Orifa Bino, the director of Mifgashim, the Hebrew word for Encounter, helped oversee the events that took place during the IDF officers' 10-day tour in the United States. The purpose of their visit to West Point was to engage in learning opportunities and build cross-cultural relationships.

"They are learning about America not only from the Jewish perspective, but all perspectives," Bino said. "I want them to learn and to know their similarities to Americans and to know the other Army's ways through listening to the cadets."

Several representatives from Taglit-Birthright Israel, West Point personnel, Jewish cadets and the IDF officers met in the morning and learned about the history of the academy as they walked around campus.
They eventually regrouped at a foreign language classroom in Washington Hall where a map of Israel was projected onto a screen.

The IDF officers introduced themselves and pointed to the areas they are from. They shared their names, ranks and background and some cadets practiced their Hebrew by doing the same.

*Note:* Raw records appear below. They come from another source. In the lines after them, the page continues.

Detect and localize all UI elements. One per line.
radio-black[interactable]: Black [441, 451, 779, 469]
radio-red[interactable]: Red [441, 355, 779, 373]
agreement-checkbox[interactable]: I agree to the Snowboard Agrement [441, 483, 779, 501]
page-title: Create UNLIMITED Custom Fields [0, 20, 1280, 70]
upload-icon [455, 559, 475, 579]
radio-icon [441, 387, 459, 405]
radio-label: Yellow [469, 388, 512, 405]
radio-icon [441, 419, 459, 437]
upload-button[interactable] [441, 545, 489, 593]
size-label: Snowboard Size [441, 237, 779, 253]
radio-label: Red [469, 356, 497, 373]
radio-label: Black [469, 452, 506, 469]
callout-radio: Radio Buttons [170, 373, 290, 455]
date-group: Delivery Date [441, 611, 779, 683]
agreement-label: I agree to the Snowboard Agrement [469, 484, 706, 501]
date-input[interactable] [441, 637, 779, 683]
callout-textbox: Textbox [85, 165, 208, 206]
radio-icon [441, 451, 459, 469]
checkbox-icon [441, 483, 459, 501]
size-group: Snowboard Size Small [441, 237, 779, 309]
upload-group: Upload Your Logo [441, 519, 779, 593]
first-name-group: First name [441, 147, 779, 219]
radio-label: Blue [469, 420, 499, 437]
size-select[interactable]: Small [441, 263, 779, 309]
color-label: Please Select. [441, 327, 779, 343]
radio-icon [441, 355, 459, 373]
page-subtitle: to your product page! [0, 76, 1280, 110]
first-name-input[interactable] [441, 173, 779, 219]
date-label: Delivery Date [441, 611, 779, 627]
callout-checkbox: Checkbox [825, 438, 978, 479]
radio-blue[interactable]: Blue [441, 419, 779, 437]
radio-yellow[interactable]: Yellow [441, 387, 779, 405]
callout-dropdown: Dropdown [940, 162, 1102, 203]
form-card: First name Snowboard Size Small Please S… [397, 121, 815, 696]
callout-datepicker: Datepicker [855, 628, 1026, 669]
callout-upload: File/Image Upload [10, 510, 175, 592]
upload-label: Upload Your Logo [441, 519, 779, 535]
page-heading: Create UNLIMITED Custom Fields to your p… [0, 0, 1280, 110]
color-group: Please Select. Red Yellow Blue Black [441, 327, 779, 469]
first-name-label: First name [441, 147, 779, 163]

As the day progressed, the IDF officers had the unexpected opportunity to learn about the United States Army during Branch Week, a time of year when representatives from different career fields set up static displays to help cadets determine their future Army careers at Diagonal Walk on The Plain.

"It's serendipity that they have those booths and different tents because they show all of the different parts of the military," Taglit-Birthright Program manager of North America Andrew Kasdan said. "Each of those static displays spoke to people based upon commonality, whether it was intelligence, paratroopers or something else."

The heart of the IDF officers' reverse-encounter trip was to strengthen the bonds between Israel and the United States by developing friendships with Jewish cadets at West Point. Class of 2021 Cadet Max Weisman is a member of the Jewish choir, chapel and a participant of Taglit-Birthright Israel in 2016.

"It was an incredible experience to see their culture, how their military works and all the things that make us alike and different, but at the end of the day it's really cool to see how similar we all are," Weisman said. "Today, they can do the same and see how we operate. We are great allies with Israel and work with them, and we will probably continue to work with them for a long period of time."

After touring Branch Week, the Israeli officers and West Point cadets were led by Chaplain David Ruderman to the West Point Cemetery where they viewed Col. David "Mickey" Marcus's grave.

He was an American Jew and West Point graduate widely credited for helping Israel gain independence during the Arab-Israel War of 1948. They visited his grave to honor his contribution, dedication and sense of volunteerism.

The day ended at the grave of Col. Marcus where IDF officers saluted his tombstone before parting ways with the cadets to continue their journey of discovery in North America.

"I want to see the budding of individual personal relationships and for our cadets and visitors to share some mutual understandings about military service," Ruderman said. "Our countries and militaries share many values, so it makes sense for us to get together and build these relationships."